Neither Seligmann nor Finnerty was among them, although Finnerty
was charged last year with simple assault in Washington, D.C.

The report was released the same day Seligmann's attorney, Kirk
Osborn, demanded Nifong's removal from the case, accusing him of
using it to help his election prospects. Nifong faces a primary
election Tuesday that could decide whether he remains in office.

"They don't want to go up against me," Nifong said when asked
outside court Monday about the defense request for his removal. He
has denied any political motivation behind his investigation.

In a statement released with the report, Duke President Richard
Brodhead did not offer an opinion on the panel's recommendation,
saying only that the report will "give us useful information as we
consider the future of men's lacrosse at Duke in the weeks ahead."

"The picture that emerges is complex, with players praised as
respectful to employees who worked near the team, and criticized
for their inability to learn from multiple citations for
inappropriate behavior," Brodhead said.

The report concluded that the disciplinary record of the
lacrosse team was "noticeably worse" than other athletic teams at
Duke, with a larger percentage of lacrosse players involved in
alcohol-related incidents.

But, Coleman said, "the conduct of lacrosse players did not
differ from the misconduct of other Duke students who drink too
much and unfairly impose upon their neighbors."

The report also found that university administrators learned of
the team's "extensive disciplinary record" in 2004, but except
for coach Mike Pressler and the school's dean of judicial affairs,
no one else at Duke "appears to have treated the lacrosse team's
disciplinary record as a matter of serious concern."

The coach's attorney said he would have no comment on the
report.

Defense attorneys have strongly proclaimed the players'
innocence, often citing DNA tests they said failed to connect the
accuser and the lacrosse players tested.

Also Monday, Osborn asked the court to throw out the photo
identifications made by the accuser, calling the police photo
lineup "unnecessarily suggestive" because she was shown only
photos of lacrosse players.

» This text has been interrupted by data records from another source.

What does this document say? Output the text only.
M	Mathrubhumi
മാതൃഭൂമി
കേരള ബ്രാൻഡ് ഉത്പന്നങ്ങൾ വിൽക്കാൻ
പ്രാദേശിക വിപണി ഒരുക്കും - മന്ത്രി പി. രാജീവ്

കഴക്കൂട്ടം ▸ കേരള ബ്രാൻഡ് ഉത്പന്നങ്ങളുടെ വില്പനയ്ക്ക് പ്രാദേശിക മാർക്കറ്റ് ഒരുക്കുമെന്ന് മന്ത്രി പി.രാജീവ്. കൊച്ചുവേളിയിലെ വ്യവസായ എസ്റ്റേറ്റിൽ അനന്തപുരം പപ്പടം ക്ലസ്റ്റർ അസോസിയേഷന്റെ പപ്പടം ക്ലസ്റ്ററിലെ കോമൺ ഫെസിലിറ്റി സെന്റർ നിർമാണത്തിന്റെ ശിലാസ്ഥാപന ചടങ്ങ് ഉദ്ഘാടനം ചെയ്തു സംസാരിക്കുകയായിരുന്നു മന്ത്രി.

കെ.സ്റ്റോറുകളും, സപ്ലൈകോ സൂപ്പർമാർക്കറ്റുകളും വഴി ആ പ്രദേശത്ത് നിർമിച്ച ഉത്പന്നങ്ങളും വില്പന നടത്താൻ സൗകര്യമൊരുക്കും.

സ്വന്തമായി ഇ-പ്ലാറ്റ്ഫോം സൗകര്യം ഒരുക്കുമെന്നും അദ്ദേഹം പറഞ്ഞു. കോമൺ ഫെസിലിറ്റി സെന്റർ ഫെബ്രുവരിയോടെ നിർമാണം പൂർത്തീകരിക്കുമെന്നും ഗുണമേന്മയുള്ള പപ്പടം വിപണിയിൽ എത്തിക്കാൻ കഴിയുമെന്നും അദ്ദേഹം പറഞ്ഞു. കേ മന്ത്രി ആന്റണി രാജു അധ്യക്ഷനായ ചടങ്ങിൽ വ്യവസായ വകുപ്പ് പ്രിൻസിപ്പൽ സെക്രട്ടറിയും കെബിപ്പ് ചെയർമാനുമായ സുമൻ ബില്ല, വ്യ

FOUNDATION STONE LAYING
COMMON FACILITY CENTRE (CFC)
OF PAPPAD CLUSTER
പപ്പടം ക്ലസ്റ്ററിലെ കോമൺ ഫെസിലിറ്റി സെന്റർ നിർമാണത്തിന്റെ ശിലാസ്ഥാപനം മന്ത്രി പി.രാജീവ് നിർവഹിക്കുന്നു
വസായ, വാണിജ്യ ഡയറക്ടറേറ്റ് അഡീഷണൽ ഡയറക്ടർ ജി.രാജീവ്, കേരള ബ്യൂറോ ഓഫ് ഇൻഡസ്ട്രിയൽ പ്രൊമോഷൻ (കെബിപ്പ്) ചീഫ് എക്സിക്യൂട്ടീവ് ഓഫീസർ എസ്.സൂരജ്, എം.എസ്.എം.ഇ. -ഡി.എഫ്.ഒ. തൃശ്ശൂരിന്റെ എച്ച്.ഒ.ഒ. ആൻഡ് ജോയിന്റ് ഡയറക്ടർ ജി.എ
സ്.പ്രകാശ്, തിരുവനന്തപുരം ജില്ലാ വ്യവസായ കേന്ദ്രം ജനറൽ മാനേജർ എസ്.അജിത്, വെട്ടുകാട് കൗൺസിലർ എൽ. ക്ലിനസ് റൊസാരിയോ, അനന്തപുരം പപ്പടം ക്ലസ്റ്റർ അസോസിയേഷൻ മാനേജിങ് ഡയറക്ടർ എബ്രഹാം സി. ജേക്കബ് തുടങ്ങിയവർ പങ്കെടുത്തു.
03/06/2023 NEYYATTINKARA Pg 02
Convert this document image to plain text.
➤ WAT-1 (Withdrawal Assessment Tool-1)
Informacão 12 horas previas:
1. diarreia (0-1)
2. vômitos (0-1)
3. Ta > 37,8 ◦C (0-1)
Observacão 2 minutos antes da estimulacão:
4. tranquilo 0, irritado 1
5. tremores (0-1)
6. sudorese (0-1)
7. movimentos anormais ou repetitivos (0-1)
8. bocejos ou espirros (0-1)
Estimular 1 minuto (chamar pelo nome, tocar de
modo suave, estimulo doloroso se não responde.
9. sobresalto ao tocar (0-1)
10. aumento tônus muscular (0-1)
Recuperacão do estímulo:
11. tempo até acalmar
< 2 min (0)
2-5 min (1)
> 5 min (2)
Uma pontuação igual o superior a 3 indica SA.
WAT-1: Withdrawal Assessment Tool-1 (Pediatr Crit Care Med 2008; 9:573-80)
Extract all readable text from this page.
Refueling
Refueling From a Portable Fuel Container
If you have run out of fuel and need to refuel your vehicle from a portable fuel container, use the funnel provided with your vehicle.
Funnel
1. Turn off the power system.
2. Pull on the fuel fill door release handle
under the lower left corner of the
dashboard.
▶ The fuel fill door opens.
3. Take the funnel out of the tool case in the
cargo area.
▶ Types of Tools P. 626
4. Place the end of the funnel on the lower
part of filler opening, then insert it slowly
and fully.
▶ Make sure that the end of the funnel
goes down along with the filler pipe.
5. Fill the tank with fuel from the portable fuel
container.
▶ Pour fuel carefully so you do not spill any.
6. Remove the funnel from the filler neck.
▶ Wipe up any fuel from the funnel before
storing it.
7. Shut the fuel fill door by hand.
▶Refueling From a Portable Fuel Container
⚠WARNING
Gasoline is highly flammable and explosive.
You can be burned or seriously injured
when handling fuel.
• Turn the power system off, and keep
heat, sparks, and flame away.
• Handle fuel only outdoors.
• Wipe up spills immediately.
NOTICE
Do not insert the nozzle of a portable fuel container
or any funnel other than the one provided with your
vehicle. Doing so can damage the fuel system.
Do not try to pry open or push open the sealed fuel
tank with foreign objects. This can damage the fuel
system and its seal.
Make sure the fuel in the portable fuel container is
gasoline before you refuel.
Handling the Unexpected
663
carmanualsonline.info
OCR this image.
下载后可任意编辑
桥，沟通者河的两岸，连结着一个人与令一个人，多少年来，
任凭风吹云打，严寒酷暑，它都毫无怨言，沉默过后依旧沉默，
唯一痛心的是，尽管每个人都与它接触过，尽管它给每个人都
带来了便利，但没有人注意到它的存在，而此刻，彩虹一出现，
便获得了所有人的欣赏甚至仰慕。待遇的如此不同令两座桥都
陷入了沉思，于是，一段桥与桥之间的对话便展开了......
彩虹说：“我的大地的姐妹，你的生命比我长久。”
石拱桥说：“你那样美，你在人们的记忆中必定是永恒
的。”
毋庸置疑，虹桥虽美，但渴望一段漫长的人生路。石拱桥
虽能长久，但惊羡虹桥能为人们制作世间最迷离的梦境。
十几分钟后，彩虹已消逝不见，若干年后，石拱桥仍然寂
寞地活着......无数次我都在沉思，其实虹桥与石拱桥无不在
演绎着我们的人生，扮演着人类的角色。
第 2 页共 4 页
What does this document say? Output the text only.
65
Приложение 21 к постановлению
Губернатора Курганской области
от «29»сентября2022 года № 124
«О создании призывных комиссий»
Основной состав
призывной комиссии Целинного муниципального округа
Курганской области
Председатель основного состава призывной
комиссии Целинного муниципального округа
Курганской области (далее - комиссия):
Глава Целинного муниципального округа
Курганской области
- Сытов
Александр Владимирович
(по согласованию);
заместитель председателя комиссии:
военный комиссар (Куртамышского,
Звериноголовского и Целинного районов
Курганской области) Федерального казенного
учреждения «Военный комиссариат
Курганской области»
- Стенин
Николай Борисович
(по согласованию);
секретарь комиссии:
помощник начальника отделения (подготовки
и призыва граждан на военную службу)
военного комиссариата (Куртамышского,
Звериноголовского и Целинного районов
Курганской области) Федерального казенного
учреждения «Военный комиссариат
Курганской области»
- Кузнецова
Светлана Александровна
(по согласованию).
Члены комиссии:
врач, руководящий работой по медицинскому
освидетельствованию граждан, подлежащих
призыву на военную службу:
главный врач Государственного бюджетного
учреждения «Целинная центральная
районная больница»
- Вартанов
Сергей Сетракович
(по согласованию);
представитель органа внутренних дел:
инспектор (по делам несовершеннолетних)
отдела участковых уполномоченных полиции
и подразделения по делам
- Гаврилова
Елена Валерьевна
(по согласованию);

He alleged that Nifong was improperly
involved in the lineup and led police to violate their own
policies.

Osborn's filings also included evidence and affidavits
supporting a timeline the defense says proves Seligmann was not at
the party long enough to have committed the assault described by
the woman.

In recent days, the defense has also attacked the accuser's
credibility.

Osborn's motions mentioned a 1996 rape allegation made by the
woman, which did not lead to any charges, and a report she made in
1998, in which she accused her then-husband of threatening to kill
her. Osborn's motion said she later failed to appear at a court
hearing on the complaint, which was dismissed.